À propos de Collection XIX
Collection XIX est éditée par BnF-Partenariats, filiale de la Bibliothèque nationale de France.
Fruit d’une sélection réalisée au sein des prestigieux fonds de la BnF, Collection XIX a pour ambition de faire découvrir des textes classiques et moins classiques de la littérature, mais aussi des livres d’histoire, récits de voyage, portraits et mémoires ou livres pour la jeunesse…
Édités dans la meilleure qualité possible, eu égard au caractère patrimonial de ces fonds publiés au XIX e , les ebooks de Collection XIX sont proposés dans le format ePub3 pour rendre ces ouvrages accessibles au plus grand nombre, sur tous les supports de lecture.
Philippe Buonarroti
Gracchus Babeuf et la Conjuration des Égaux
PRÉFACE
I
Un moment avant la déclaration du jury qui était pour eux un arrêt de mort, Babeuf et Darthé reçurent de Buonarroti, sur les bancs de la haute cour de Vendôme, devant la hache aristocratique qui allait les frapper, le serment de venger leur mémoire.
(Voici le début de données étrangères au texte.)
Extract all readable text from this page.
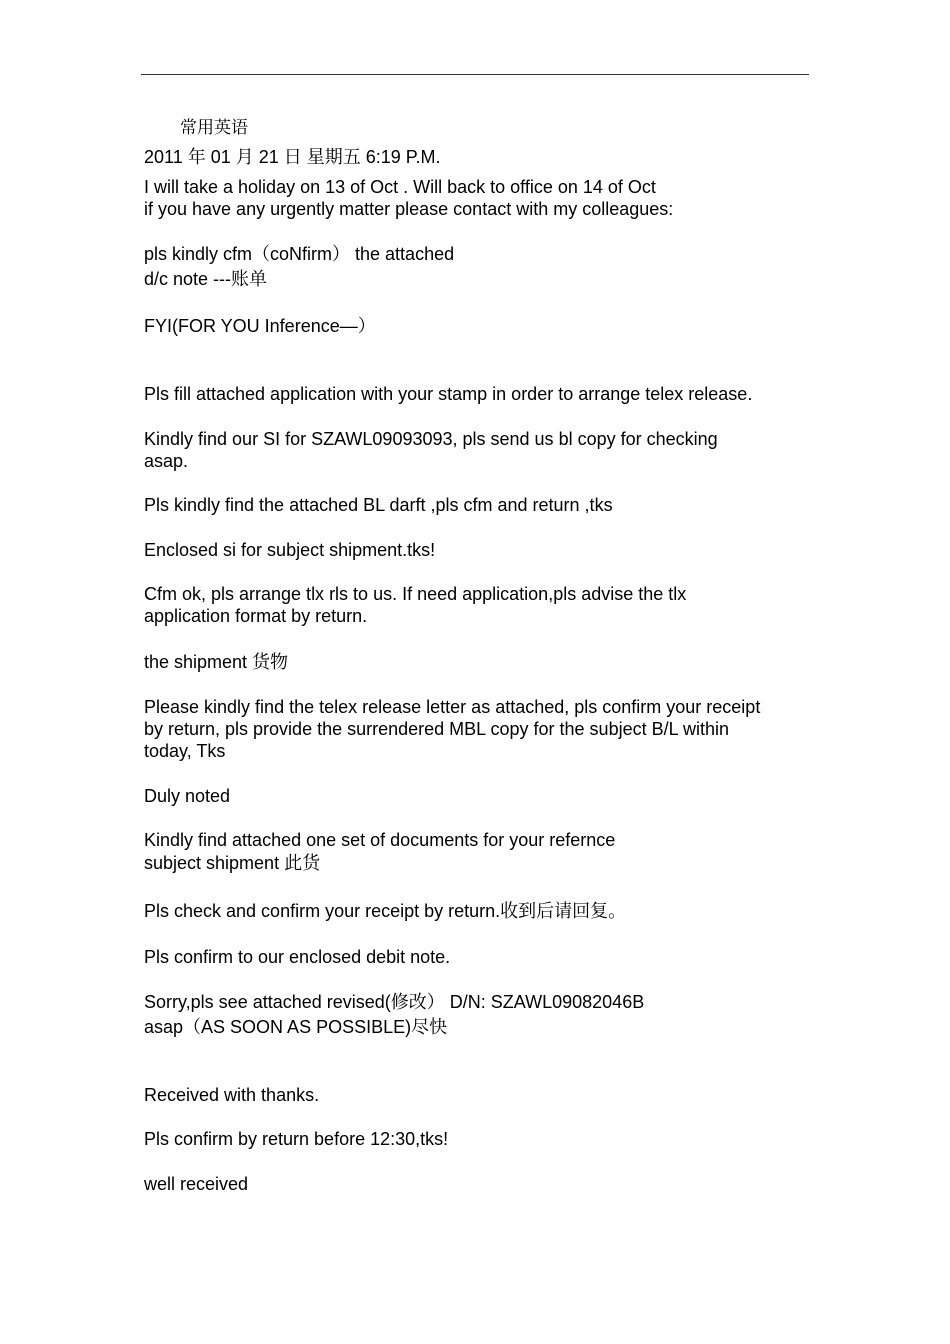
常用英语
2011 年 01 月 21 日 星期五 6:19 P.M.
I will take a holiday on 13 of Oct . Will back to office on 14 of Oct
if you have any urgently matter please contact with my colleagues:
pls kindly cfm（coNfirm） the attached
d/c note ---账单
FYI(FOR YOU Inference—）
Pls fill attached application with your stamp in order to arrange telex release.
Kindly find our SI for SZAWL09093093, pls send us bl copy for checking
asap.
Pls kindly find the attached BL darft ,pls cfm and return ,tks
Enclosed si for subject shipment.tks!
Cfm ok, pls arrange tlx rls to us. If need application,pls advise the tlx
application format by return.
the shipment 货物
Please kindly find the telex release letter as attached, pls confirm your receipt
by return, pls provide the surrendered MBL copy for the subject B/L within
today, Tks
Duly noted
Kindly find attached one set of documents for your refernce
subject shipment 此货
Pls check and confirm your receipt by return.收到后请回复。
Pls confirm to our enclosed debit note.
Sorry,pls see attached revised(修改） D/N: SZAWL09082046B
asap（AS SOON AS POSSIBLE)尽快
Received with thanks.
Pls confirm by return before 12:30,tks!
well received
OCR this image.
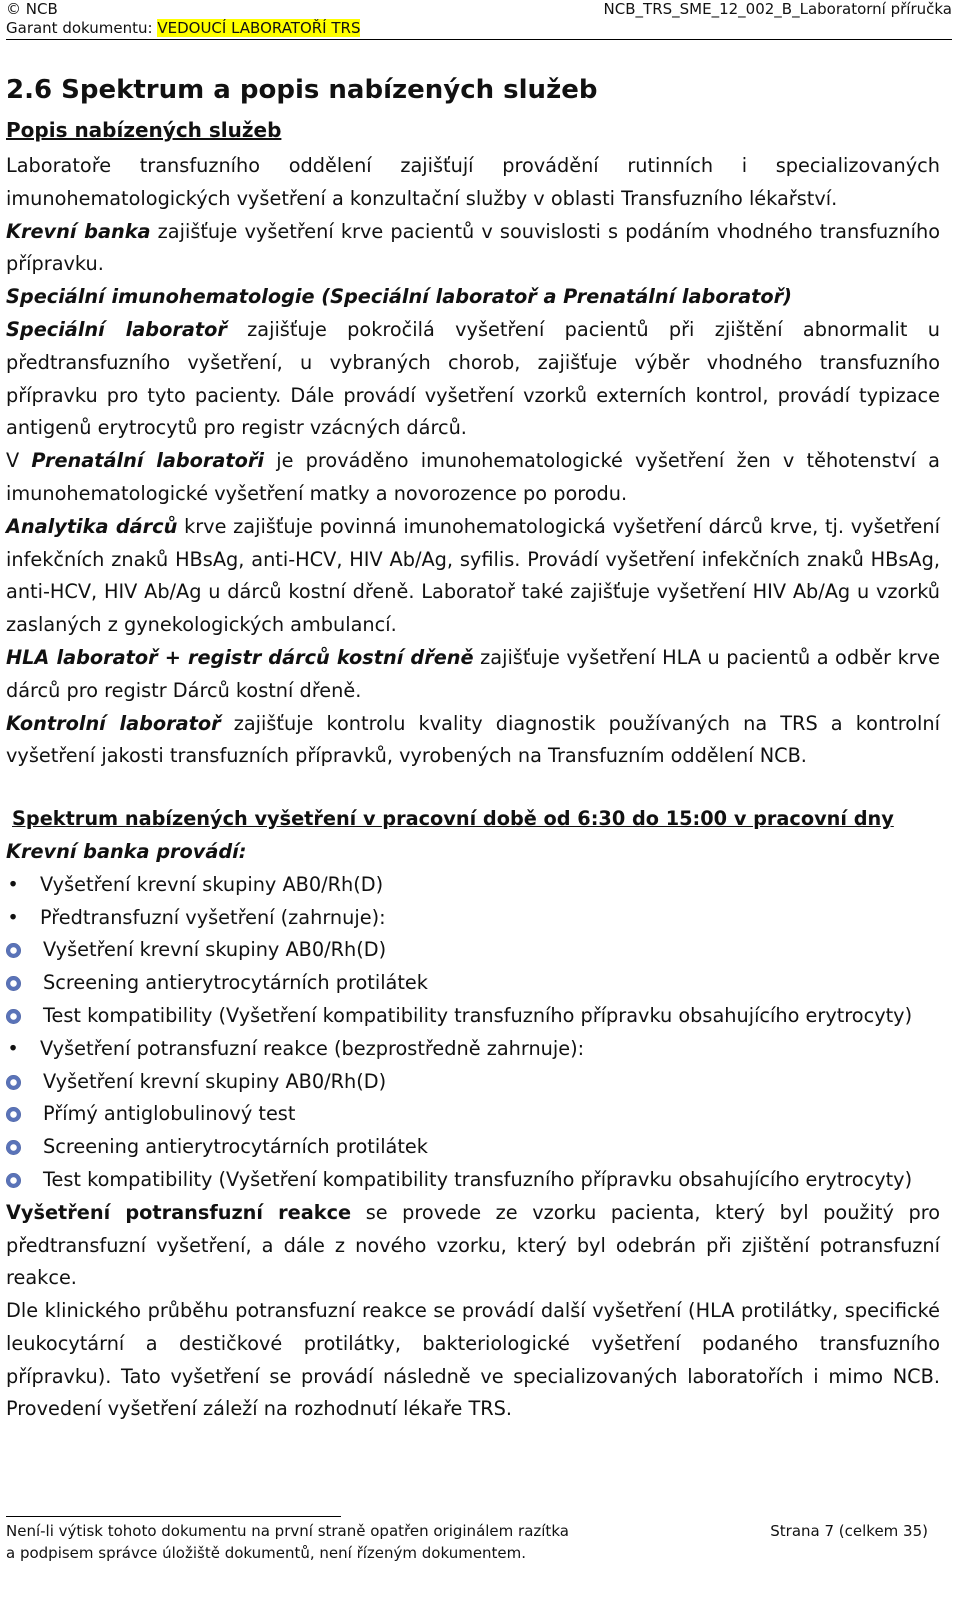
© NCB	NCB_TRS_SME_12_002_B_Laboratorní příručka
Garant dokumentu: VEDOUCÍ LABORATOŘÍ TRS
2.6 Spektrum a popis nabízených služeb
Popis nabízených služeb

Laboratoře transfuzního oddělení zajišťují provádění rutinních i specializovaných imunohematologických vyšetření a konzultační služby v oblasti Transfuzního lékařství.

Krevní banka zajišťuje vyšetření krve pacientů v souvislosti s podáním vhodného transfuzního přípravku.

Speciální imunohematologie (Speciální laboratoř a Prenatální laboratoř)

Speciální laboratoř zajišťuje pokročilá vyšetření pacientů při zjištění abnormalit u předtransfuzního vyšetření, u vybraných chorob, zajišťuje výběr vhodného transfuzního přípravku pro tyto pacienty. Dále provádí vyšetření vzorků externích kontrol, provádí typizace antigenů erytrocytů pro registr vzácných dárců.

V Prenatální laboratoři je prováděno imunohematologické vyšetření žen v těhotenství a imunohematologické vyšetření matky a novorozence po porodu.

Analytika dárců krve zajišťuje povinná imunohematologická vyšetření dárců krve, tj. vyšetření infekčních znaků HBsAg, anti-HCV, HIV Ab/Ag, syfilis. Provádí vyšetření infekčních znaků HBsAg, anti-HCV, HIV Ab/Ag u dárců kostní dřeně. Laboratoř také zajišťuje vyšetření HIV Ab/Ag u vzorků zaslaných z gynekologických ambulancí.

HLA laboratoř + registr dárců kostní dřeně zajišťuje vyšetření HLA u pacientů a odběr krve dárců pro registr Dárců kostní dřeně.

Kontrolní laboratoř zajišťuje kontrolu kvality diagnostik používaných na TRS a kontrolní vyšetření jakosti transfuzních přípravků, vyrobených na Transfuzním oddělení NCB.

Spektrum nabízených vyšetření v pracovní době od 6:30 do 15:00 v pracovní dny

Krevní banka provádí:

• Vyšetření krevní skupiny AB0/Rh(D)
• Předtransfuzní vyšetření (zahrnuje):
Vyšetření krevní skupiny AB0/Rh(D)
Screening antierytrocytárních protilátek
Test kompatibility (Vyšetření kompatibility transfuzního přípravku obsahujícího erytrocyty)
• Vyšetření potransfuzní reakce (bezprostředně zahrnuje):
Vyšetření krevní skupiny AB0/Rh(D)
Přímý antiglobulinový test
Screening antierytrocytárních protilátek
Test kompatibility (Vyšetření kompatibility transfuzního přípravku obsahujícího erytrocyty)

Vyšetření potransfuzní reakce se provede ze vzorku pacienta, který byl použitý pro předtransfuzní vyšetření, a dále z nového vzorku, který byl odebrán při zjištění potransfuzní reakce.

Dle klinického průběhu potransfuzní reakce se provádí další vyšetření (HLA protilátky, specifické leukocytární a destičkové protilátky, bakteriologické vyšetření podaného transfuzního přípravku). Tato vyšetření se provádí následně ve specializovaných laboratořích i mimo NCB. Provedení vyšetření záleží na rozhodnutí lékaře TRS.

Není-li výtisk tohoto dokumentu na první straně opatřen originálem razítka	Strana 7 (celkem 35)
a podpisem správce úložiště dokumentů, není řízeným dokumentem.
D’autres devoirs, une longue et rigoureuse détention suivie d’une surveillance plus longue, empêchèrent d’abord Buonarroti de s’acquitter de cette obligation. En 1828 seulement, il put tenir sa promesse et publia un ouvrage en deux volumes sous ce titre : Histoire de la conspiration pour l’égalité, dite de Babeuf, suivie du procès auquel elle a donné lieu. Les deux premières éditions de cet ouvrage parurent à Londres et à Bruxelles. Une troisième fut publiée à Paris, en 1830, par les frères Baudouin, et fait partie de leur collection de Mémoires sur la Révolution française. En 1842, il en fut publié un abrégé contenant exclusivement la partie économique. En 1850, un éditeur, M. Charavay, qui par ses opinions se rattachait au groupe politique dont Buonarroti fut si longtemps l’âme, reproduisit dans une édition populaire l’histoire de la conspiration et du procès telle que Buonarroti l’avait écrite, en retranchant des notes inutiles et presque toutes les pièces justificatives qui sont fort nombreuses. M. Charavay, en outre, rétablit Je premier le nom de plusieurs personnages qui étaient encore vivants au moment où Buonarroti écrivait, et qu’il n’avait désignés que par des anagrammes. Toutes ces éditions sont épuisées, et il serait presque impossible de s’en procurer un exemplaire. Il eu est de même du procès en six gros volumes qui fut publié par les soins du gouvernement. Une collection des grands procès politiques ne pouvait pas ne pas contenir celui de Gracchus Babeuf et des Égaux. Je réimprime donc à mon tour le récit de Buonarroti dans toutes ses parties essentielles. J’ai seulement abrégé quelques passages où ce grand citoyen, qui était plus homme d’action qu’écrivain, se répète. J’ai aussi ajouté quelques notes qui m’ont paru indispensables, en ayant soin de les distinguer de celles de Buonarroti lui-même.
II
La conspiration des Égaux est le dernier effort tenté par les Républicains pour enrayer la contre-révolution. Après cette tentative avortée, la réaction triomphe définitivement et la trahison permanente des gouvernements prépare les voies à la fourberie, à l’audace de Bonaparte. Si les directeurs à défaut de patriotisme eussent eu quelque sens politique, Bonaparte, à son retour d’Égypte, eût été dans les vingt-quatre heures traduit devant un conseil de guerre et fusillé. Mais les gouvernements dits modérés n’agissent jamais autrement. Impitoyables envers les amis du peuple, ils n’ont pour les aristocrates que complaisances et caresses. Nous avons vu les mêmes choses en 1848. On flattait, on encourageait les royalistes et on envoyait les Républicains sur les pontons.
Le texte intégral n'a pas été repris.